Uprising de Hofesh Shechter – Ballet de l’Opéra de Paris

Hofesh Shechter a-t-il voulu reprendre le fil de Uprising en créant un an plus tard In your rooms ? Toujours est-il que le choix de faire entrer en même temps ces deux pièces au répertoire du Ballet de l’Opéra de Paris semblait s’imposer. Dans celle-ci, le groupe s’élargit à 19 interprètes et s’ouvre aux femmes. On retrouve les sept danseurs de la pièce précédente. L’écriture et la scénographie de In your rooms est plus enchevêtrée, moins évidente. Un orchestre à cordes et percussions semble flotter dans l’air, tandis qu’en contre-bas sur la scène, les danseurs et danseuses se lancent à corps perdus dans les différents tableaux qui se succèdent comme des flashes. Parfois, ils se figent dans un mouvement suspendu, puis reprennent leur course folle.

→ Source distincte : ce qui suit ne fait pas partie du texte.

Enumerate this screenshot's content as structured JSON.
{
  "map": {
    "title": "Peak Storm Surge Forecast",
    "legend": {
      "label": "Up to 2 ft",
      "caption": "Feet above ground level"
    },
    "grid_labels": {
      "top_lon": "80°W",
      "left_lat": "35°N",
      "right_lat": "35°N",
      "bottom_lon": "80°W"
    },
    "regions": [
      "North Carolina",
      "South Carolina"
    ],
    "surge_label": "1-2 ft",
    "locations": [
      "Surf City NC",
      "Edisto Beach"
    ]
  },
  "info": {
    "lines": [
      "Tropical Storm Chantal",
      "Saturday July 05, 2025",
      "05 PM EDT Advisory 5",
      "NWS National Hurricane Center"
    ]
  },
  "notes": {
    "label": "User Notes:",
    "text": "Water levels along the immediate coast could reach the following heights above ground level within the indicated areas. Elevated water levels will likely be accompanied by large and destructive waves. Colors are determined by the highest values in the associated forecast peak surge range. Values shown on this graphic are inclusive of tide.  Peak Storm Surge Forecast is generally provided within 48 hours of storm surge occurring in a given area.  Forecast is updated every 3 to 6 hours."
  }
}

Est-ce l’actualité qui nous pousse à trouver des résonances avec ce qui se joue sur cette scène ? Ou est-ce l’intemporalité de la pièce qui nous ramène vers ce que le monde est en train de traverser ?  Parfois, la douceur affleure dans le déchainement. À travers un couple qui s’enlace, une main qui se tend. Mais elle se perd dans le tumulte. À la fin, l’un des danseurs s’avance avec une pancarte sur laquelle est inscrit “Ne suivez pas les leaders” avant de la retourner pour nous permettre de découvrir un ironique “Suivez-moi“. Qui faut-il suivre ? De qui faut-il se détacher ?

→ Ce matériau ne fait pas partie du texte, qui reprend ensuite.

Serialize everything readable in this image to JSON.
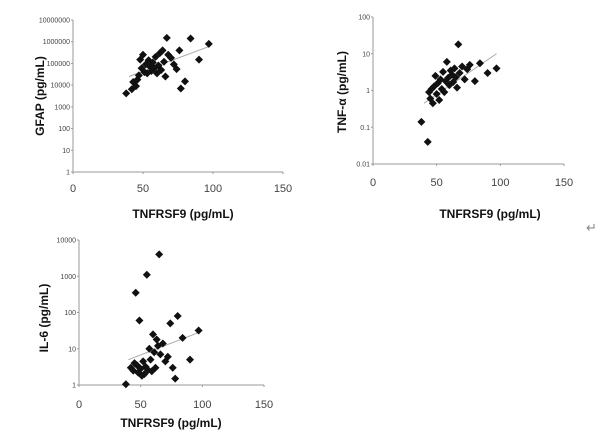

In your rooms de Hofesh Shechter – Ballet de l’Opéra de Paris

N’ayant pas vu The Art of Not Looking Back en 2018, j’avais hâte de découvrir la façon dont les interprètes du Ballet de l’Opéra de Paris mettaient leurs pas dans ceux imaginés par le chorégraphe Hofesh Shechter. La greffe a visiblement pris. Ils s’approprient la gestuelle avec beaucoup d’implication et d’intelligence. Tranchants, gardant une netteté du mouvement même quand la partition s’emballe. Sur les visages, on peut lire les stigmates laissés par la chorégraphie. Exsangues, sonné.es, mais ravi.e.s d’avoir pris part à cette aventure, la jeune garde semble en redemander.

 

Soirée Hofesh Shechter par le Ballet de l’Opéra de Paris au Palais Garnier. Uprising avec Alexandre Gasse, Jack Gasztowtt, Simon Le Borgne, Hugo Vigliotti, Takeru Coste, Loup Marcault-Derouard, Antonin Monié. In your rooms avec Marion Barbeau, Letizia Galloni, Clémence Gross, Caroline Osmont, Ida Viikinkoski, Laurène Lévy, Marion Gautier de Charnacé, Awa Joannais, Héloïse Jocqueviel, Alexandre Gasse, Jack Gasztowtt, Axel Ibot, Antoine Kirscher, Simon Le Borgne,  Mickaël Lafon, Hugo Vigliotti, Takeru Coste, Loup Marcault-Derouard, Antonin Monié. Mardi 15 mars 2022. À voir jusqu’au 3 avril.

 



Commentaires (1)

  • E.L.

    Personnellement mon expérience de cette soirée a été largement gâchée par la musique enregistrée. Pas que la musique en tant que telle m’ai déplu… mais bon dieu quel besoin pour les équipes techniques de mettre la bande sonore à 2000000000 décibels ???
    Difficile de se concentrer sur la chorégraphie lorsqu’on passe les 10 premières minutes à alterner doigts dans les oreilles et recherche de boules quies dans son sac… Sans parler du léger malaise induit par les vibrations totalement abusées des basses.
    Ce n’est pas la première fois que j’ai ce genre de soucis avec les musiques enregistrée à Garnier (et peut être que je suis plus sensible que la moyenne aux problématiques de volume) mais là c’était pompon. Les sondiers de l’ONP feraient bien de repasser leur CQP Gestion sonore….
    Bref, mon conseil pour essayer de profiter de cette soirée : protégez vos oreilles.